PXL770 treatment improves VLCFA levels, restores mitochondrial function and increases compensatory gene expression in Abcd1 KO mouse glial cells. Mixed glial cells (astrocyte-enriched) were isolated from 1-day-old wt and Abcd1 KO mice. 10 days after culture cells were exposed to PXL770 at 5, 10, 25 or 50 μM. (A) Cells were exposed for 7 days to the treatment and VLCFA levels were analyzed by LC-MS after extraction of total lipids from pelleted cells. Data are mean ± S.E.M., n = 2 replicates for wild-type and n = 3 replicates for Abcd1 KO and PXL770. (B) Cells were exposed for 72 hours to the treatment and the OCR was measured using a Seahorse Analyzer. Bioenergetics parameters were evaluated by sequential additions of: oligomycin (1 μM), FCCP (0.5 μM) and Rotenone-Antimycin A (1 μM). Basal = first three measurements, ATP-linked = OCR drop after oligo addition, Maximal Oxidative capacity = after addition of FCCP. Data are mean ± SEM, n = 6 replicates. (C) Cells were exposed for 72 hours to the treatment and mRNA levels were evaluated by RT-qPCR, normalized by Rlp27 expression (no unit). Data are mean ± SEM, n = 3–5 replicates. *P ≤ 0.05, **P ≤ 0.01, ***P ≤ 0.001, ****P ≤ 0.0001 (Dunnett’s test versus untreated).

Fig. 4.

PXL770 treatment improves neuroinflammation gene expression markers in lymphocytes from a C-ALD patient and in Abcd1 KO mouse glial cells. (A) Lymphocytes were isolated from a C-ALD patient and (B) Mixed glial cells (astrocyte-enriched) were isolated from 1-day-old wt and Abcd1 KO mice and matured for 10 days, then stimulated (TI) with TNFα (10ng/ml) and IL1β (10ng/ml) for 70 hours (during PXL770 treatment). Cells were exposed to PXL770 10 μM for 72 hours and mRNA levels were evaluated by RT-qPCR, normalized by RLP27/Rlp27 expression (no unit). Data are mean ± S.E.M., n = 3 replicates. *P ≤ 0.05, **P ≤ 0.01, ***P ≤ 0.001, ****P ≤ 0.0001 (Dunnett’s or Kruskal Wallis test versus TI untreated – test wt versus TI untreated not shown).

Fig. 5.

PXL770 improves VLCFA levels in Abcd1 KO mice. VLCFA content measured by LC-MS in (A) plasma and (B) brain from 6- to 8-week-old Abcd1 KO mice treated with PXL770 at 75 mg/kg (BID – Oral) for 8 weeks. Data are mean ± SEM, n = 12 animals for wild-type and n = 15 for KO untreated and PXL770. *P < 0.05, **P < 0.01, ***P < 0.001, ****P < 0.0001 (Dunnett’s test versus untreated).

Fig. 6.

PXL770 treatment improves VLCFA levels in spinal cord, axonal morphology of sciatic nerve and locomotor function in Abcd1 KO mice. 13-month-old Abcd1 KO mice were treated with PXL770 75 mg/kg (BID oral) for 12 weeks. (A) VLCFA content measured by LC-MS in spinal cord.

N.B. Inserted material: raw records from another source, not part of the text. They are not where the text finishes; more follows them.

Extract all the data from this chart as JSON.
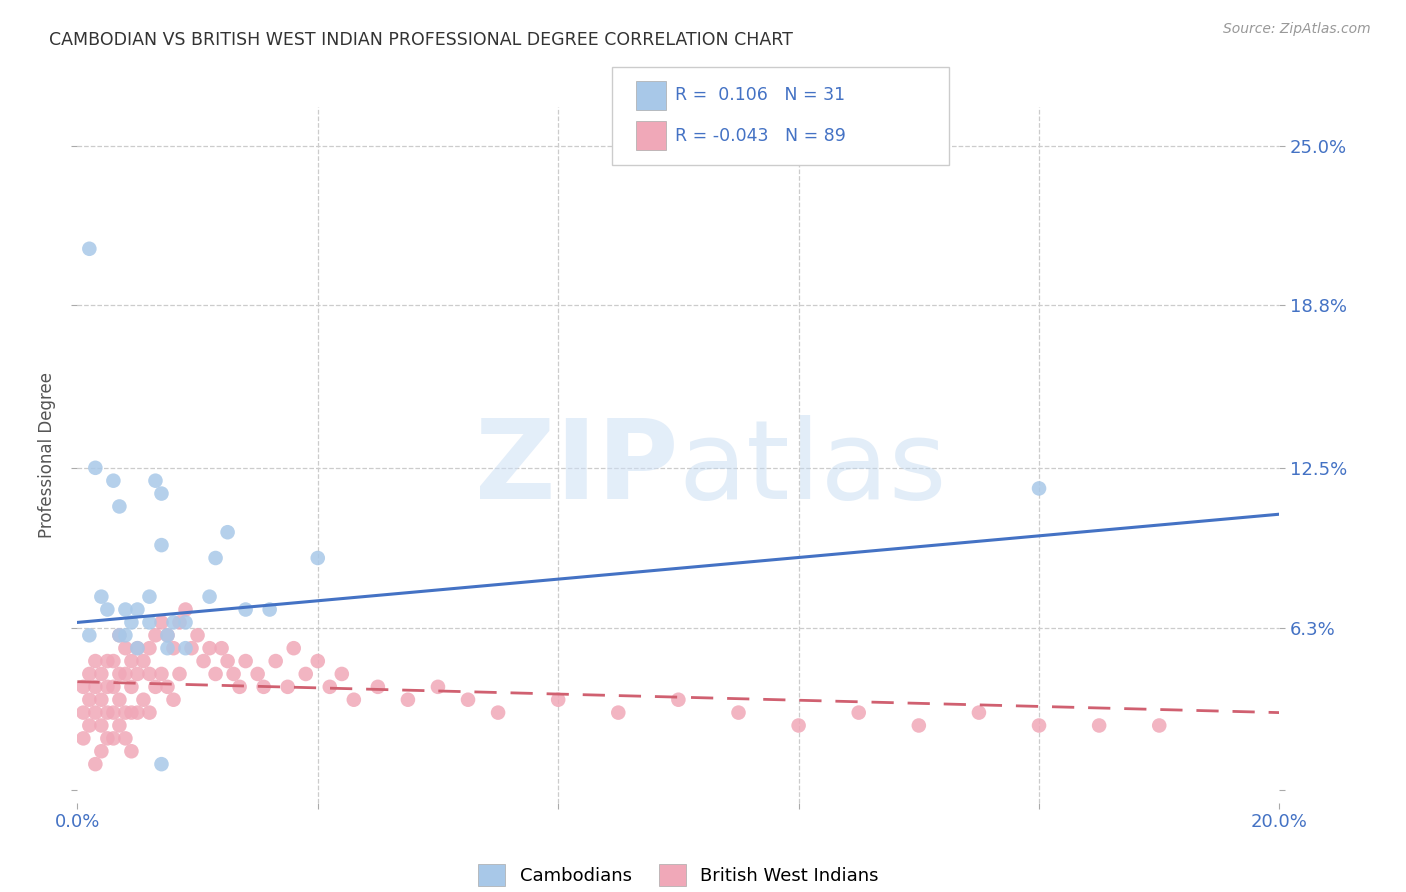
{
  "title": "CAMBODIAN VS BRITISH WEST INDIAN PROFESSIONAL DEGREE CORRELATION CHART",
  "source": "Source: ZipAtlas.com",
  "ylabel": "Professional Degree",
  "xlim": [
    0.0,
    0.2
  ],
  "ylim": [
    -0.005,
    0.265
  ],
  "plot_ylim": [
    0.0,
    0.25
  ],
  "cambodian_color": "#a8c8e8",
  "british_wi_color": "#f0a8b8",
  "trend_cambodian_color": "#4472c4",
  "trend_british_wi_color": "#d06070",
  "background_color": "#ffffff",
  "watermark_text": "ZIPatlas",
  "legend_R_cambodian": "0.106",
  "legend_N_cambodian": "31",
  "legend_R_british_wi": "-0.043",
  "legend_N_british_wi": "89",
  "cam_trend_x0": 0.0,
  "cam_trend_y0": 0.065,
  "cam_trend_x1": 0.2,
  "cam_trend_y1": 0.107,
  "bwi_trend_x0": 0.0,
  "bwi_trend_y0": 0.042,
  "bwi_trend_x1": 0.2,
  "bwi_trend_y1": 0.03,
  "cambodian_x": [
    0.002,
    0.003,
    0.006,
    0.007,
    0.008,
    0.009,
    0.01,
    0.012,
    0.013,
    0.014,
    0.014,
    0.015,
    0.016,
    0.018,
    0.023,
    0.025,
    0.028,
    0.032,
    0.002,
    0.004,
    0.005,
    0.007,
    0.008,
    0.01,
    0.012,
    0.015,
    0.018,
    0.022,
    0.04,
    0.16,
    0.014
  ],
  "cambodian_y": [
    0.21,
    0.125,
    0.12,
    0.11,
    0.07,
    0.065,
    0.07,
    0.075,
    0.12,
    0.115,
    0.095,
    0.06,
    0.065,
    0.055,
    0.09,
    0.1,
    0.07,
    0.07,
    0.06,
    0.075,
    0.07,
    0.06,
    0.06,
    0.055,
    0.065,
    0.055,
    0.065,
    0.075,
    0.09,
    0.117,
    0.01
  ],
  "british_wi_x": [
    0.001,
    0.001,
    0.001,
    0.002,
    0.002,
    0.002,
    0.003,
    0.003,
    0.003,
    0.003,
    0.004,
    0.004,
    0.004,
    0.004,
    0.005,
    0.005,
    0.005,
    0.005,
    0.006,
    0.006,
    0.006,
    0.006,
    0.007,
    0.007,
    0.007,
    0.007,
    0.008,
    0.008,
    0.008,
    0.008,
    0.009,
    0.009,
    0.009,
    0.009,
    0.01,
    0.01,
    0.01,
    0.011,
    0.011,
    0.012,
    0.012,
    0.012,
    0.013,
    0.013,
    0.014,
    0.014,
    0.015,
    0.015,
    0.016,
    0.016,
    0.017,
    0.017,
    0.018,
    0.019,
    0.02,
    0.021,
    0.022,
    0.023,
    0.024,
    0.025,
    0.026,
    0.027,
    0.028,
    0.03,
    0.031,
    0.033,
    0.035,
    0.036,
    0.038,
    0.04,
    0.042,
    0.044,
    0.046,
    0.05,
    0.055,
    0.06,
    0.065,
    0.07,
    0.08,
    0.09,
    0.1,
    0.11,
    0.12,
    0.13,
    0.14,
    0.15,
    0.16,
    0.17,
    0.18
  ],
  "british_wi_y": [
    0.04,
    0.03,
    0.02,
    0.045,
    0.035,
    0.025,
    0.05,
    0.04,
    0.03,
    0.01,
    0.045,
    0.035,
    0.025,
    0.015,
    0.05,
    0.04,
    0.03,
    0.02,
    0.05,
    0.04,
    0.03,
    0.02,
    0.06,
    0.045,
    0.035,
    0.025,
    0.055,
    0.045,
    0.03,
    0.02,
    0.05,
    0.04,
    0.03,
    0.015,
    0.055,
    0.045,
    0.03,
    0.05,
    0.035,
    0.055,
    0.045,
    0.03,
    0.06,
    0.04,
    0.065,
    0.045,
    0.06,
    0.04,
    0.055,
    0.035,
    0.065,
    0.045,
    0.07,
    0.055,
    0.06,
    0.05,
    0.055,
    0.045,
    0.055,
    0.05,
    0.045,
    0.04,
    0.05,
    0.045,
    0.04,
    0.05,
    0.04,
    0.055,
    0.045,
    0.05,
    0.04,
    0.045,
    0.035,
    0.04,
    0.035,
    0.04,
    0.035,
    0.03,
    0.035,
    0.03,
    0.035,
    0.03,
    0.025,
    0.03,
    0.025,
    0.03,
    0.025,
    0.025,
    0.025
  ]
}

Data are mean ± SEM, n = 8 animals/condition. (B) Axonal morphology of myelin and neurons determined by morphometric analysis of transversal slices of the sciatic nerve by EM (magnification 800X). Data are mean ± SEM, n = 4 animals per condition. Behavioral and locomotor function assessment by (C) open field test and (D) Balance beam test. Data are median ± 95% interval confidence, n = 8 animals for wild-type and KO untreated, 7 animals for PXL770. *P < 0.05, **P < 0.01, ***P < 0.001 ****P < 0.0001 (Dunnett’s test versus untreated).